From Lab Mice to Memory Visit

Many of my colleagues have asked me about my inspiration for The Memory Visit, so here is the long version. It came from what I consider to be an unlikely place, a Smithsonian Magazine article about mice. The article described how scientists implanted false memories in the brains of mice which resulted in the mice fearfully reacting to stimuli that they’d never experienced before. Not only could scientists identify the brain cells involved in the encoding of a specific memory, but they could also alter that memory. The idea of this new technology blew me away, and I immediately wanted to apply it to humans–in fiction, of course.
The experiment brought to mind the movie, Total Recall, where people of means could pay to experience a vivid virtual reality through a brain probe. I must admit that some elements of this movie appear in The Memory Visit: the chair where Arnold Schwarzenegger’s character gets strapped in, the helmet with the scary-looking prongs, the idea of living out a fantasy. I wanted my story to be different, however.
What if scientists weren’t implanting new memories like they did with mice in the lab and with the characters in the movie but, rather, were giving people the ability to experience an existing memory? Wouldn’t it be wonderful to go back in time to relive a conversation with your beloved grandmother who passed or experience the thrill of your first kiss? It would be better than photographs, better than video. It would be like visiting a memory—living in it for a few minutes as if you were truly there—then exiting the memory without any consequences. I, who have a horrible memory, would pay money to visit my past in such a way.
Even though the technology sounded exciting to me, I still didn’t have my story. Who would want to read about a bunch of people reliving their glory days…unless, something could go wrong? Since a memory visit involved the brain, threats of addiction, brain damage, and insanity seemed likely. Once I put those perils in place, I had to give my characters a good reason to take a memory visit. With such horrific possibilities, why would someone risk it? I likened a memory visit to drug use, which could be just as self-destructive. I asked myself, why do certain people take mind-altering drugs when the consequences could be so dire?

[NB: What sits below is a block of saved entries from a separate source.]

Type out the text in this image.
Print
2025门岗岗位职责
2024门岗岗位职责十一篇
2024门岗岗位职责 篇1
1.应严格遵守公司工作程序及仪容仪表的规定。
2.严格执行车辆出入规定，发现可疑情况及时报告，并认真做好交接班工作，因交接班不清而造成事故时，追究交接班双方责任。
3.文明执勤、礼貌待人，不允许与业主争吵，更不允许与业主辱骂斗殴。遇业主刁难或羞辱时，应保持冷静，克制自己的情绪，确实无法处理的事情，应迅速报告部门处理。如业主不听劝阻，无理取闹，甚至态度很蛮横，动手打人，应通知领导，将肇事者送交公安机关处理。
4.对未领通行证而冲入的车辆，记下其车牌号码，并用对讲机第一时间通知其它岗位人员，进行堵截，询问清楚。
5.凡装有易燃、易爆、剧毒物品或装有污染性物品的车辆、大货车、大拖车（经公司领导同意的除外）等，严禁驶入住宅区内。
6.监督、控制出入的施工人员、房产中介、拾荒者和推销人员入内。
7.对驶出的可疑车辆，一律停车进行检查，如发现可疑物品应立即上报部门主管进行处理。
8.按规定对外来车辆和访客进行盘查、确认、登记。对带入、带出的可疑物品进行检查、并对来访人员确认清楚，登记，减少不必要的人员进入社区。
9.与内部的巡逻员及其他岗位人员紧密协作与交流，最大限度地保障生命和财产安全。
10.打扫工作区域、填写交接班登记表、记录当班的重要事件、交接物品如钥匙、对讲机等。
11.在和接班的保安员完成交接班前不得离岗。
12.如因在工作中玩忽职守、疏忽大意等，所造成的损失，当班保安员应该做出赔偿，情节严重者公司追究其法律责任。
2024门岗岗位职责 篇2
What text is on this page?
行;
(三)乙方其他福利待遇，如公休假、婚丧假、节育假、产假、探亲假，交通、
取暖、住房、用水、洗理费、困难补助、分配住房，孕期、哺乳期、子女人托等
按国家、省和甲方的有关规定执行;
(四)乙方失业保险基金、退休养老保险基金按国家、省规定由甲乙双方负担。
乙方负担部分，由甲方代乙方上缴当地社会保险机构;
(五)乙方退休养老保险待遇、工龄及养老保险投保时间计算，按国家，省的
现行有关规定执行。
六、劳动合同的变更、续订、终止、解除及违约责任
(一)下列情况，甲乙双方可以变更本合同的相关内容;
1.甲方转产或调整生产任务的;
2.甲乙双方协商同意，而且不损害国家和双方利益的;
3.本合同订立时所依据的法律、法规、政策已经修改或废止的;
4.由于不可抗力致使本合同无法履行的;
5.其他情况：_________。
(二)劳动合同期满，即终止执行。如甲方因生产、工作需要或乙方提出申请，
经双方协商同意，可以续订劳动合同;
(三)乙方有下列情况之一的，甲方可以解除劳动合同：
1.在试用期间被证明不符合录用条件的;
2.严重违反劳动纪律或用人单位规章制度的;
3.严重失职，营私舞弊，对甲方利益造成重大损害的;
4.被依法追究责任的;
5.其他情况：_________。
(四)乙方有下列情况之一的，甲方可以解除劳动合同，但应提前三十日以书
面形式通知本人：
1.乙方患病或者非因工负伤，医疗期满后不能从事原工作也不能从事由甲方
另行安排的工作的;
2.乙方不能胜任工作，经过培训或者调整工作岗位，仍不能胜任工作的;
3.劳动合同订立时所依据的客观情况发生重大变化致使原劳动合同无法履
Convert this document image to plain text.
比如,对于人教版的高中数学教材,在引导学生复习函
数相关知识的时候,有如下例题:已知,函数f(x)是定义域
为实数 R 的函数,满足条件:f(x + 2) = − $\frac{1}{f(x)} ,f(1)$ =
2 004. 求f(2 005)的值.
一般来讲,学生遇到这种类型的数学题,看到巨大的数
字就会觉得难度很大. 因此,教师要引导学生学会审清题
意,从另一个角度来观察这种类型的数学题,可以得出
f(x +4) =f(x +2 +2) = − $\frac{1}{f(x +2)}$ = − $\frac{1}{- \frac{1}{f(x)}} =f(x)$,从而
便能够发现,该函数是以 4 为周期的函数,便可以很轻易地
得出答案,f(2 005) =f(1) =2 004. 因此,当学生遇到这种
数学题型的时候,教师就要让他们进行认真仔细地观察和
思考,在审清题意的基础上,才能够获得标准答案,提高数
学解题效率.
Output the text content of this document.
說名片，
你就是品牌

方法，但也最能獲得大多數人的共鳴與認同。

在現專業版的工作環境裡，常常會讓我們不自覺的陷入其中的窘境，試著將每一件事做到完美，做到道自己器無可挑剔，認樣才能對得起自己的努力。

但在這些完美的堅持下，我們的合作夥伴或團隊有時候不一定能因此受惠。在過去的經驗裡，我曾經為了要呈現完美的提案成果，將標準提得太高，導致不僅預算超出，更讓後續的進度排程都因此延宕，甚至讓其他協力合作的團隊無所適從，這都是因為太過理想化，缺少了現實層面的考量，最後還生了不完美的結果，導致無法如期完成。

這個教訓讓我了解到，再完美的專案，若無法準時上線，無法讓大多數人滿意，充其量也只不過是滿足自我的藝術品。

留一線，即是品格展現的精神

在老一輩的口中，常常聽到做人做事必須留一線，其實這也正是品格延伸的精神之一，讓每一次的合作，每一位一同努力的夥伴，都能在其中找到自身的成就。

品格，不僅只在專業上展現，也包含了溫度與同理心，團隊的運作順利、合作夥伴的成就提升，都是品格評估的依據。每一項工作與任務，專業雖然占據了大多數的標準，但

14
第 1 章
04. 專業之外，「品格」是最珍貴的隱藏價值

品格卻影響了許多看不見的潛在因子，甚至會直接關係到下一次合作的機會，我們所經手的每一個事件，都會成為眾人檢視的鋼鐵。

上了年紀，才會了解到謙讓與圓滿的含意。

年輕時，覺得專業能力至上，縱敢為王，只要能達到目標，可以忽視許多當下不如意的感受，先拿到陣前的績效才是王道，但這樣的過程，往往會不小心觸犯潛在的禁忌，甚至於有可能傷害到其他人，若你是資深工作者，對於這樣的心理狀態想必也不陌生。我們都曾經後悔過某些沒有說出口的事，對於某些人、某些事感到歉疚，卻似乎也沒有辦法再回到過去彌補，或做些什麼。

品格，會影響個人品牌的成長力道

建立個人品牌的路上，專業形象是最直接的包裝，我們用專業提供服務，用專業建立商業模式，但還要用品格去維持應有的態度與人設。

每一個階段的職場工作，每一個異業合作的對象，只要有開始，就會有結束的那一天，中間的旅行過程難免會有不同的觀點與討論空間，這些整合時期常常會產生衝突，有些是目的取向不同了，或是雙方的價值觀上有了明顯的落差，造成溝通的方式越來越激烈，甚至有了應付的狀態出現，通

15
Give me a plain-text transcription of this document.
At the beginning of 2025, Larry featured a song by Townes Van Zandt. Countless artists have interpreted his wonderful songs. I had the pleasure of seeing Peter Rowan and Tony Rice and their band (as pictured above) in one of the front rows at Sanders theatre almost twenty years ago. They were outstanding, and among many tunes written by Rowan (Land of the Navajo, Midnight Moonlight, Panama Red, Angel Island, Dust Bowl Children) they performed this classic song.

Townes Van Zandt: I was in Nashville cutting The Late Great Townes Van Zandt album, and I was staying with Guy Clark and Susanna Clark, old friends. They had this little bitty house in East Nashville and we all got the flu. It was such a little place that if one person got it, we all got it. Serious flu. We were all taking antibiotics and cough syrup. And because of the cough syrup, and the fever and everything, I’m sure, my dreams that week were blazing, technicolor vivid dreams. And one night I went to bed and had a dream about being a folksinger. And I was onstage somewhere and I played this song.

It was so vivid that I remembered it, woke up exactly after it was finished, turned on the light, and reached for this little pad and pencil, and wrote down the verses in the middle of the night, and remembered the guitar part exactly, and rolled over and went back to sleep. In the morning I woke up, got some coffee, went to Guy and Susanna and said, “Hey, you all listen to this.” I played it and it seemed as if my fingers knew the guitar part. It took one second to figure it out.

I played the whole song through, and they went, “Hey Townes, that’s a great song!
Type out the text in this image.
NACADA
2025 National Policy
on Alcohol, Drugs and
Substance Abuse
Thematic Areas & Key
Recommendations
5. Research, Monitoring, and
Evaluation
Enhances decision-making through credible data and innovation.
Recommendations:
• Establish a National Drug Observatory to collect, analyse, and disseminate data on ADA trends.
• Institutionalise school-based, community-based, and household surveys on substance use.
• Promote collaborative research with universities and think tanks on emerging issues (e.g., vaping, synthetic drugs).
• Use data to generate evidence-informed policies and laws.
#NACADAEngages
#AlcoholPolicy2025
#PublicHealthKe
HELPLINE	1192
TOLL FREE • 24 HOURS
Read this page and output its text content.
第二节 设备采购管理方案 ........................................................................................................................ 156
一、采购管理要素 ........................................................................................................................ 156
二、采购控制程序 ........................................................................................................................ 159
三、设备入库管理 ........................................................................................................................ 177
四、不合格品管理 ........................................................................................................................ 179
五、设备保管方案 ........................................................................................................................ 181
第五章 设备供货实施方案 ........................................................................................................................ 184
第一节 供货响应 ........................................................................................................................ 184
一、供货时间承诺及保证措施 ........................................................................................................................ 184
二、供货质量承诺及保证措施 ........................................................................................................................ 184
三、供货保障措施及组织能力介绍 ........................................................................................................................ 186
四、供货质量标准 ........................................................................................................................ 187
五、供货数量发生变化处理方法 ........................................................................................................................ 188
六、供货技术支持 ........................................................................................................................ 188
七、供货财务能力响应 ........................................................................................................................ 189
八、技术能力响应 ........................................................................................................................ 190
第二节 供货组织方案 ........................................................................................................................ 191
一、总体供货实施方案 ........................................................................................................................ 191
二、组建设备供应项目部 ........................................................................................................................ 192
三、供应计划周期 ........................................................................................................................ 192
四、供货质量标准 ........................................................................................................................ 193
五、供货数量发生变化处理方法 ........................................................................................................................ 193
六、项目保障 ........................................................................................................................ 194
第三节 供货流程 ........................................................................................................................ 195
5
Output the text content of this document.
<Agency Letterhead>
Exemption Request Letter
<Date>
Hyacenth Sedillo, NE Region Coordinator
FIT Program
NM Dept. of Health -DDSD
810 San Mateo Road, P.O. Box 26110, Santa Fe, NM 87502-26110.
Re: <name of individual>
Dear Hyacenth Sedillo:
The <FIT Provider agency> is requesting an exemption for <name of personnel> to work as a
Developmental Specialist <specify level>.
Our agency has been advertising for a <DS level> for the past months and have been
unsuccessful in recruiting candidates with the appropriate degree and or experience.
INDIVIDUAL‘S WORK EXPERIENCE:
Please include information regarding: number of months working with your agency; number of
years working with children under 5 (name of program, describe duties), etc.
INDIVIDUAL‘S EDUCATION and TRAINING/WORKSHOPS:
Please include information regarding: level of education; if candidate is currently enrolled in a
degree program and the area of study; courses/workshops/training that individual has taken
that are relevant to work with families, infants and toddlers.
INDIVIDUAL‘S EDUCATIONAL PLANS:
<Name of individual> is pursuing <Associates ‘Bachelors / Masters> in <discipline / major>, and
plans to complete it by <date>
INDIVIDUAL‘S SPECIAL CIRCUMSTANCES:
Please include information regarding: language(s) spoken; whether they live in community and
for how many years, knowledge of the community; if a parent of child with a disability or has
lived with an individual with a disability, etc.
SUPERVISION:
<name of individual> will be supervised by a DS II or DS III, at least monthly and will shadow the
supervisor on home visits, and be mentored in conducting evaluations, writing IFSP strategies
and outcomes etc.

A strong reason I came up with was escape—escape from stress, escape from pain, escape from boredom. I didn’t necessarily need a dystopian setting for my characters to desire an escape from their reality, but it helped. I wanted the characters’ world to be so bleak that they’d risk their mental health in order to leave that world if only for a few minutes. Therefore, I placed my story in a depressed society where most people struggled to eke out a living. I wanted the setting to be in North America and wondered, how might American society become like this? With the current political polarization in the nation, I was inspired to choose a second civil war.
The question remained, what caused the war? I relied on my obsession with water scarcity for the answer. I had been living in California since high school, and for many of those years, had been dealing with water conservation due to extended periods of drought. I watched Google Earth images showing large lakes shrinking into nothing. I read news articles about Cape Town running of water. I heard scientists explaining that water was becoming the world’s most valuable resource. In third-world countries, people were going to war over water. Why not in North America?

I imagined water scarcity and war happening close to home. I imagined who might suffer from it and who might profit from it. I imagined a privileged young woman, not much different from an ambitious young woman of today, wanting to make a change in her past and in her future. I named her Rain. She had a brother who died tragically. She suffered from survivor’s guilt and needed answers. In digging for those answers, she uncovered unspeakable corruption. Oh, and one more thing—she had a special talent that put her in more danger than any memory visit could elicit. Like a lab mouse, she was manipulated by powerful people. Unlike those helpless creatures in the lab, though, Rain attempted to create her own destiny.